CAHİT SITKI TARANCI KİMDİR?

(1910-1956) Cumhuriyet dönemi şairi.

Diyarbakır'da doğdu. Asıl adı Hüseyin Cahit'tir. Diyarbakır'ın eski ve köklü ailele­rinden Pirinççizâdeler'e mensup Bekir Sıt­kı Bey'in oğludur. İlk ve orta okulu Diyar­bakır'da okudu; daha iyi bir öğrenim gör­mesi için babası tarafından İstanbul'a Saint Joseph Lisesi'ne gönderildi. Daha son­ra bu okuldan Galatasaray Lisesi'ne geçti. Burada ölünceye kadar dostlukları devam edecek olan Ziya Osman (Saba) ile tanıştı. Mezun olunca yine babasının isteğiyle Mül­kiye Mektebi'ne kaydoldu (1931). Derslere karşı ilgisizliği ve çirkinliği dolayısıyla ken­dini içkiye vermesi, birtakım gönül mace­raları yaşaması yüzünden dört yıl sonra diploma alamadan okuldan ayrılmak zo­runda kaldı, ancak kaydını Yüksek Ticaret Mektebi'ne nakletti (1935). Bu arada Sümerbank'ta memur olarak çalışmaya baş­ladı (1936). Cumhuriyet gazetesinde hi­kâyelerini yayımlayan Nadir Nadi'nin mad­dî desteğiyle öğrenimine devam etmek üzere 1938 yılı sonlarında Paris'e gitti ve orada Ecole Sciences Politiques'e kaydol­du. Paris'te Oktay Rifat'la birlikte bir süre Paris Radyosu Türkçe Yayınlar Servisi'nde spiker olarak çalıştı. Temmuz 1940'ta Pa­ris Almanlar tarafından bombalanırken Pa­ris'i terkedip önce Lyon'a, oradan Cenev­re'ye geçti. İsviçre'de kısa bir süre kaldık­tan sonra güçlükle Türkiye'ye dönebildi.

Bir süre Diyarbakır'da ailesinin yanında kalan Cahit Sıtkı, Mart 1941'de askere git­ti; Ekim 1943'e kadar Ankara, Burhaniye ve Ilıca'da görev yaptı. Askerlik dönüşü iş­lerini İstanbul'a nakletmiş bulunan baba­sının yanında ticarethanenin muhasebe defterlerini tutmaya başladı. Ancak baba­sıyla anlaşmazlığa düşünce işten ve aile­sinden ayrıldı. 1944 yılı sonlarında Anka­ra'ya gitti ve Anadolu Ajansı'na mütercim olarak girdi.
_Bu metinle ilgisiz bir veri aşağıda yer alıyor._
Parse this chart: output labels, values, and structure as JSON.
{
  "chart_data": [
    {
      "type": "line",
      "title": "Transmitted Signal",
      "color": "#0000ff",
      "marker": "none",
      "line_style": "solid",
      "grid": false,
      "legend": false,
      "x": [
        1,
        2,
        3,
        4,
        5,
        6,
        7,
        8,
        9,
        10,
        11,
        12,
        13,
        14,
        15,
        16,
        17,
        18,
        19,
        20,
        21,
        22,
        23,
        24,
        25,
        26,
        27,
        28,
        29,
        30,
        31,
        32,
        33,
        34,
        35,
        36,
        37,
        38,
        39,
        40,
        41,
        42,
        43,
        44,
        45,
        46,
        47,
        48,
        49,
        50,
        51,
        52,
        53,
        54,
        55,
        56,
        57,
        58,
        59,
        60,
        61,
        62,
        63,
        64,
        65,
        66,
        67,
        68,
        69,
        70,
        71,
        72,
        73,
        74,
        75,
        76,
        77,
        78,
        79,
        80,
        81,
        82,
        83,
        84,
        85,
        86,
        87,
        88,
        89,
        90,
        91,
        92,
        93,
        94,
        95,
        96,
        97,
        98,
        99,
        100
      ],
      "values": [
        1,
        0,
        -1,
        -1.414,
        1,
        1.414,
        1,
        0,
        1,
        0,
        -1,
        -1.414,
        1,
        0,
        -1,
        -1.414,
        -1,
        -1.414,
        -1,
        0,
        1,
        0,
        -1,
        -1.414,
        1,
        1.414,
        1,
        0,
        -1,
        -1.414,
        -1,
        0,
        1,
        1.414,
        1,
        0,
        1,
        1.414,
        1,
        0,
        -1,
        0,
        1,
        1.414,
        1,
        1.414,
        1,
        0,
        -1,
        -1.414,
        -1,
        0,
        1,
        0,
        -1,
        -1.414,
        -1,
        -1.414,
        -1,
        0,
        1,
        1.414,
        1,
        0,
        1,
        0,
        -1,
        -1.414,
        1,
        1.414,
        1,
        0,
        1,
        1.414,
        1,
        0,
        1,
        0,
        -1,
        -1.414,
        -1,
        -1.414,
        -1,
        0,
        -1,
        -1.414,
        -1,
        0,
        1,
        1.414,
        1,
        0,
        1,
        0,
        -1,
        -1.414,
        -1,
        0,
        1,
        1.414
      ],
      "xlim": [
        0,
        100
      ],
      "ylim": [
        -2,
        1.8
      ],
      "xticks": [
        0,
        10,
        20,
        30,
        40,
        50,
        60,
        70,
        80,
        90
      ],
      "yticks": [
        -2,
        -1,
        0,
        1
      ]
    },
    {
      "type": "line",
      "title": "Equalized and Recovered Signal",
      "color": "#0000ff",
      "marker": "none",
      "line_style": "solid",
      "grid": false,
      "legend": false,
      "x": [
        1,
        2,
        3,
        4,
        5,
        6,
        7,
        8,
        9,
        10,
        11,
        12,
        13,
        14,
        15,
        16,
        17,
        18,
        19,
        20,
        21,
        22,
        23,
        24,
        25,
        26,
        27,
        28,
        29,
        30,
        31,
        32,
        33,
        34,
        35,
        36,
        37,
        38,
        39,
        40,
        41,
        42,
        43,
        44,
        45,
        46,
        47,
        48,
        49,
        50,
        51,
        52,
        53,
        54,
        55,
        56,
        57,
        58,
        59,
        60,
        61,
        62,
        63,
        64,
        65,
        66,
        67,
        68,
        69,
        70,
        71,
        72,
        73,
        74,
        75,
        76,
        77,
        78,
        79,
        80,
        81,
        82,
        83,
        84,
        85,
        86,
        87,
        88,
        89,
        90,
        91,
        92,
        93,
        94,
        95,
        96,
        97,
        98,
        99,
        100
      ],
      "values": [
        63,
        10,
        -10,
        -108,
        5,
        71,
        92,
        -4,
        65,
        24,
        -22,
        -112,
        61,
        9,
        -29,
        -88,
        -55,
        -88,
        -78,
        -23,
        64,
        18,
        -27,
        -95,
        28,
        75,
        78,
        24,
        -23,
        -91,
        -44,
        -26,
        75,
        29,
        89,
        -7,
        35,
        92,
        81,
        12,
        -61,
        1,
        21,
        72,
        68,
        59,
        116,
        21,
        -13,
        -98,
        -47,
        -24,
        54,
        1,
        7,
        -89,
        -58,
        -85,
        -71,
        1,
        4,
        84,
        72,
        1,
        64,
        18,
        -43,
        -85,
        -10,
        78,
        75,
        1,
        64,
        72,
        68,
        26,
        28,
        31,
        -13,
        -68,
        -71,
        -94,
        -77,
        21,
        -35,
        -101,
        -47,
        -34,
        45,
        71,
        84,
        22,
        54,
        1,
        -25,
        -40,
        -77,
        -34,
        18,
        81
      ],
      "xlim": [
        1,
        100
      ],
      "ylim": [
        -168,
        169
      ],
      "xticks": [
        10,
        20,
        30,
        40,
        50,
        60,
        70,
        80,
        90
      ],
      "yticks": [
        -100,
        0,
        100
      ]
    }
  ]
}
Bu tarihten itibaren araların­da Orhan Veli Kanık, Ahmet Muhip Dranas, Melih Cevdet Anday, Baki Süha Ediboğlu, Oktay Rifat, Ceyhun Atuf Kansu, Yaşar Nabi Nayır, Cevdet Kudret Aksal, Sabahattin Eyüboğlu gibi şair ve yazar­ların bulunduğu edebiyatçılar çevresin­de yaşamaya başladı. Daha sonra Top­rak Mahsulleri Ofisi'nde yine mütercim olarak çalıştı; buradan Çalışma Bakanlığı'ndaki mütercimlik kadrosuna geçti. 1951'de Cavidan Hanım'la evlendi. 1954 yılında hastalandı; kısmî felç dolayısıyla konuşamadığı gibi hareket de edemiyordu. Hastalığı sırasında bir süre İstanbul'da, bir süre de Diyarbakır'da ailesinin yanında kal­dı. Arkadaşı Samet Ağaoğlu'nun yardımıy­la tedavi için gittiği Viyana'da öldü (12 Ekim 1956); cenazesi Türkiye'ye getirile­rek Ankara'da toprağa verildi. Diyarbakır'­da doğup büyüdüğü ev daha sonraki yıl­larda Cahit Sıtkı Tarancı Müzesi haline ge­tirilmiştir.

Ünlü bir şair olmaya hevesi daha lisede okuduğu yıllarda başlayan Cahit Sıtkı ede­biyatla ilişkisinin, küçük yaşta ailesinden uzakta sıkıcı yatılı okul hayatının hasta ru­huna yüklediği sıkıntıdan kaynaklandığını söyler. Dayısının teşvikiyle yazdığı, Abdul­lah Cevdet'in de takdirle karşıladığı dene­melerinden sonra ilk şiirleri 1930'lu yıllar­da Servet-i Fünûn-Uyanış ve Muhit ile Galatasaray Lisesi'nin Akademi dergisin­de, daha sonraki yıllarda Varlık, Yücel, İnkılâpçı Gençlik, Ağaç, İnsan, Gün­düz, Akpınar, Ülkü, Kültür Haftası, İs­tanbul, Yaratış, Cumhuriyet, Akşam, Vatan, Sanat ve Edebiyat gibi gazete ve dergilerde yayımlanır. Edebiyat dünyasın­da tanınmasında Peyami Safa'nın 1932 yı­lında Cumhuriyet gazetesinde şiiri üze­rine yazdığı üç yazının büyük etkisi olur. 1945'te Cumhuriyet Halk Partisi şiir yarış­masında "Otuz Beş Yaş" şiiriyle birinci ol­du; böylece şöhreti bir anda yayıldı.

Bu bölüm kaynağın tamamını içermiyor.